La experta en derecho espacial Laetitia Cesari explicó a la agencia internacional AFP que el artículo 4 se refiere a las armas nucleares y a las armas de destrucción masiva, pero no prohíbe todas las demás armas que podrían utilizarse en el espacio.

Con el avance de la tecnología, las potencias desarrollaron nuevas capacidades militares vinculadas al espacio. Entre ellas se encuentran sistemas destinados a proteger satélites y otros capaces de afectar los de otros países.
Por qué los satélites son importantes
Los satélites tienen un papel central en las actividades militares. Se utilizan para las comunicaciones, la navegación y la vigilancia, entre otras funciones.
Por eso, una confrontación en el espacio no necesariamente implicaría colocar un arma nuclear en órbita. También podría incluir sistemas capaces de interferir, inutilizar o destruir satélites.
Estas capacidades no están prohibidas de manera general por el Tratado del Espacio Ultraterrestre. Esa zona de regulación limitada es uno de los motivos por los que el avance tecnológico volvió a abrir el debate sobre las reglas para el uso militar del espacio.

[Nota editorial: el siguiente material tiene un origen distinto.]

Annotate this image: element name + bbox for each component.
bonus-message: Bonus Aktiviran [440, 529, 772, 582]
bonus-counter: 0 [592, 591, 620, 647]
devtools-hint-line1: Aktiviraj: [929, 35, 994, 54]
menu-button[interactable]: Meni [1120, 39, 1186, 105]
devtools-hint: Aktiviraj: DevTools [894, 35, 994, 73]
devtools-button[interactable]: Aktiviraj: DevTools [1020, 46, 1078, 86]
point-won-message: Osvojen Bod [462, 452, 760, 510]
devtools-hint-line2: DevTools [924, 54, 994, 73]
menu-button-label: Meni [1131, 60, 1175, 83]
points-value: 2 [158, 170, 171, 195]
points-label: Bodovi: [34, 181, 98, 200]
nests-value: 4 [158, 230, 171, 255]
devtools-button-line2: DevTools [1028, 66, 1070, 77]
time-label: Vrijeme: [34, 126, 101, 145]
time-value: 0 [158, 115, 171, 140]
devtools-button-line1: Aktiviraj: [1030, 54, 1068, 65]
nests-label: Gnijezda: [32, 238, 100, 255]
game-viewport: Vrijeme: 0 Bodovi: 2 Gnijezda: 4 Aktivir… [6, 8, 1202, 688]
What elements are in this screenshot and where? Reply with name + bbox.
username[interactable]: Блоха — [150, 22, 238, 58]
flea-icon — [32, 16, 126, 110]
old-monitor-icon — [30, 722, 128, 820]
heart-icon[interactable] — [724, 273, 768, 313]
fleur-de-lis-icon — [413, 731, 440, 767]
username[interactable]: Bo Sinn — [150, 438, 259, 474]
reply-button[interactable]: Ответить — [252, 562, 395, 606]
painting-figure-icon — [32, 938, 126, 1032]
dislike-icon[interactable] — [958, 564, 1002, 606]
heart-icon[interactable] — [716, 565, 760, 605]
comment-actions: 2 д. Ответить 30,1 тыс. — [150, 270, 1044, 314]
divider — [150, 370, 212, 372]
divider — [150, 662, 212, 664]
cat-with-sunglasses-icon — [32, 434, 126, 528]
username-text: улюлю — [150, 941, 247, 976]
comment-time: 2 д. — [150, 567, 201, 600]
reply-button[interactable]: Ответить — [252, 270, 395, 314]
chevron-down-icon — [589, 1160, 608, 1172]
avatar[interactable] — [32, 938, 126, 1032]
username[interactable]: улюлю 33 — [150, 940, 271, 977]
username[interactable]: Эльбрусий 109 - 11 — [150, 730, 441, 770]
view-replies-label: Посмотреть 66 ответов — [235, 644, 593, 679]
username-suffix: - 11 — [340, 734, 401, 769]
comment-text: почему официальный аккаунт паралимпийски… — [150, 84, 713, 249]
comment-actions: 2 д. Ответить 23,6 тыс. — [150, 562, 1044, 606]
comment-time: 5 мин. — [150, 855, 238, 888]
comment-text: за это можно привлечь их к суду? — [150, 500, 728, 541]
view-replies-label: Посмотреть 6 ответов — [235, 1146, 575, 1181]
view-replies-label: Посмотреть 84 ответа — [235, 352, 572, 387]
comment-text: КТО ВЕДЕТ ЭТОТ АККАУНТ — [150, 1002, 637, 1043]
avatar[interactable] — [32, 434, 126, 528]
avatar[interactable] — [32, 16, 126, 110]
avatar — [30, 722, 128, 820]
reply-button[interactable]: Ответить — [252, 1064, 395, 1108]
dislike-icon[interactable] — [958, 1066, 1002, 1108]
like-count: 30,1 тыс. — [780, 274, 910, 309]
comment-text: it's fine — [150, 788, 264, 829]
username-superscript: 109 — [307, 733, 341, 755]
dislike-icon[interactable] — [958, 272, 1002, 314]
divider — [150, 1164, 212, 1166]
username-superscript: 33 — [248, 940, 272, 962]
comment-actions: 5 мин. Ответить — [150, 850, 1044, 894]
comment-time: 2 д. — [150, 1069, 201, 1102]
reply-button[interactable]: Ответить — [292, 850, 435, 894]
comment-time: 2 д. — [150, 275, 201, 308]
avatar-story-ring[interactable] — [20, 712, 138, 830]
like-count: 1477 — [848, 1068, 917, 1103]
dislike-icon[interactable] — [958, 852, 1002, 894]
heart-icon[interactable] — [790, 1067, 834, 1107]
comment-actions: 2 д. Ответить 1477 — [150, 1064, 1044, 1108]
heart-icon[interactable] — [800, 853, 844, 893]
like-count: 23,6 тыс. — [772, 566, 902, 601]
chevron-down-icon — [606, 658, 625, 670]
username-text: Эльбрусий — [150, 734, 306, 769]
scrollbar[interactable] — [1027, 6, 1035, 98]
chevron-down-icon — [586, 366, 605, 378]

Qué establece Naciones Unidas
El Tratado sobre el Espacio Ultraterrestre es el principal marco del derecho espacial internacional. Entre sus principios establece que la exploración y utilización del espacio deben hacerse en beneficio y en interés de todos los países.
También señala que el espacio puede ser explorado y utilizado libremente por todos los Estados y que ningún país puede apropiarse de él, de la Luna o de otros cuerpos celestes.
Naciones Unidas sostiene que el aumento de las amenazas a la seguridad en el espacio y desde el espacio plantea la necesidad de avanzar hacia un acuerdo jurídicamente vinculante que preserve su carácter pacífico.
La organización cuenta además con otros tratados destinados a prevenir conflictos vinculados con las actividades espaciales.